Power is commoditized globally, except that there is no local, capable generation utility that can step in. Having two parties complicates the issue commercially as one failure leads to another. Several poorly engineered gas production projects have failed or are failing. With two parties, both can blame each other for delays and failures and may sue the government, who also has to act as a referee. Do we need that? Do they? This is a developing world situation, not North America
The team is not on payroll yet, but largely identified as most have previously worked on the project. See Response #3.
It’s the other way around with the IFC and World Bank. Hydragas was approached by the World Bank and IFC as their best adjudicated provider of gas extraction capability. We signed an MoU. However, by their own rules we have to develop the project demo to provide “proof-of-performance” before thay can step in with 75% of the funding, as offered. The IFC’s first proposed development funder failed to raise funding and so we’re doing that instead.

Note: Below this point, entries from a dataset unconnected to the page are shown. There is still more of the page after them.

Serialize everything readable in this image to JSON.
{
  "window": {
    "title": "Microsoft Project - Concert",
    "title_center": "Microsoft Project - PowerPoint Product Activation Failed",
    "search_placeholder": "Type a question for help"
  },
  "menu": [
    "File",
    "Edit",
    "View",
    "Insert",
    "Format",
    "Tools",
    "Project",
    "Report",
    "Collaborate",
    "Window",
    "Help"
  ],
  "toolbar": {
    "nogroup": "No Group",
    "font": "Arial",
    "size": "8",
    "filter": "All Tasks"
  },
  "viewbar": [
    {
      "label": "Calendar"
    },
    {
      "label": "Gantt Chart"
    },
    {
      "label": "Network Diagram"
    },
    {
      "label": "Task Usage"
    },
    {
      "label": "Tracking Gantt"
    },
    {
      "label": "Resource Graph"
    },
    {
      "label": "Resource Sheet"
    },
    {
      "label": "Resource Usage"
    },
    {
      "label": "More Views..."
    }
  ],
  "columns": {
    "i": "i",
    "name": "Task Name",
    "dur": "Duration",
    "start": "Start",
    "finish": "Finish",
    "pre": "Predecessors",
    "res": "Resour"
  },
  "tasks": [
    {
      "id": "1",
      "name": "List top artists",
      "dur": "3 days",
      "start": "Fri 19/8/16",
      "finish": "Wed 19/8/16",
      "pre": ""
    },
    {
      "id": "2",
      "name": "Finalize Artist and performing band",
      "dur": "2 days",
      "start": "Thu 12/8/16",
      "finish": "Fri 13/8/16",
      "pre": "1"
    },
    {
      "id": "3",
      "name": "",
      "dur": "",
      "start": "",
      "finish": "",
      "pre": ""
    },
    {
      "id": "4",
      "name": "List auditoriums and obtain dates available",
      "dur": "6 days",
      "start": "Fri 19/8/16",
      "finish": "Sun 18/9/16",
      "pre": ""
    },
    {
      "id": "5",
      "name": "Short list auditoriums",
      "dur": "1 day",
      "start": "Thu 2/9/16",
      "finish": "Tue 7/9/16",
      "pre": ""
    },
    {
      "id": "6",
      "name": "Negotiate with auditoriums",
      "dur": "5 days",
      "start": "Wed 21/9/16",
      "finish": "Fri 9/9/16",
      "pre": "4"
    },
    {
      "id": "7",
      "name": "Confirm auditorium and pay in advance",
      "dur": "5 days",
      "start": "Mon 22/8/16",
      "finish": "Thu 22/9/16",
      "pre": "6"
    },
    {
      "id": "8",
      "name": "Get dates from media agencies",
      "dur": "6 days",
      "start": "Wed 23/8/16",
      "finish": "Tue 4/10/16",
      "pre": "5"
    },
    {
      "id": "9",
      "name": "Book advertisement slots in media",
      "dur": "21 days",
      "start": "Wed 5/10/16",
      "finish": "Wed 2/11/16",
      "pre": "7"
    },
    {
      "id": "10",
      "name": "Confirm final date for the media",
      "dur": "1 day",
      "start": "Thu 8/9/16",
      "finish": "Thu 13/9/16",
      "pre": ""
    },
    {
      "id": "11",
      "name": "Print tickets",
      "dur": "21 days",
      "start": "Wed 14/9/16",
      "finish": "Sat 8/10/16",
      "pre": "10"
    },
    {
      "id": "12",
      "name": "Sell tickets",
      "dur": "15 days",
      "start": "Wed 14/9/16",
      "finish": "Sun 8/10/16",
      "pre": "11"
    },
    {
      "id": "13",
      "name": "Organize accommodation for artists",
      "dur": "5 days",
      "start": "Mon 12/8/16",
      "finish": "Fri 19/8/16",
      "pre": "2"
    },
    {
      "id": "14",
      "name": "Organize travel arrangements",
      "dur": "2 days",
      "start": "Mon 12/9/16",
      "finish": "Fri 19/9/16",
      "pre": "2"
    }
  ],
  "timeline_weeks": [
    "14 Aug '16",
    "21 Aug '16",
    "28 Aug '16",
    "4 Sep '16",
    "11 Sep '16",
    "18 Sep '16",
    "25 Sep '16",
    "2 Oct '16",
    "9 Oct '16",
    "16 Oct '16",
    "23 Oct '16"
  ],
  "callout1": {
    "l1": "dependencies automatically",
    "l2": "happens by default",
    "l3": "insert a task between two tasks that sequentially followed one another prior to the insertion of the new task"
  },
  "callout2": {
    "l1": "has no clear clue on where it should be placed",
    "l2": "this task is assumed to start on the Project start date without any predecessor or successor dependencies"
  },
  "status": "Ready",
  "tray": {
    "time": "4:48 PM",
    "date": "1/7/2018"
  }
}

We agree on not being a VC play. Other avenues are being pursued.
The technology was purpose-designed for this project, as detailed in Response #4. Two diverse alternate opportunities were identified and conceptually developed. They are 20 times and thousands of times larger than this one, in Australia and the coastal zone of the Arctic Ocean. We plan to get to them.
The customer diversification is a political reality. In the past the customers have had few options and has not chosen well, in terms of granting concessions. It’s difficult to for them make selections in this very novel field of science and engineering. They now have a need and an option to correct that with us offering a far better outcome for them. They get up to five times more power out at a similar unit cost.
Very cheap renewables exist in Africa, mostly a long way away from this lake and not grid connected to this region in quantity yet. The displacement of expensive power will first have to address 4000-5000 MW of diesel rental power in the EAPP, with tariffs more than double what we offer.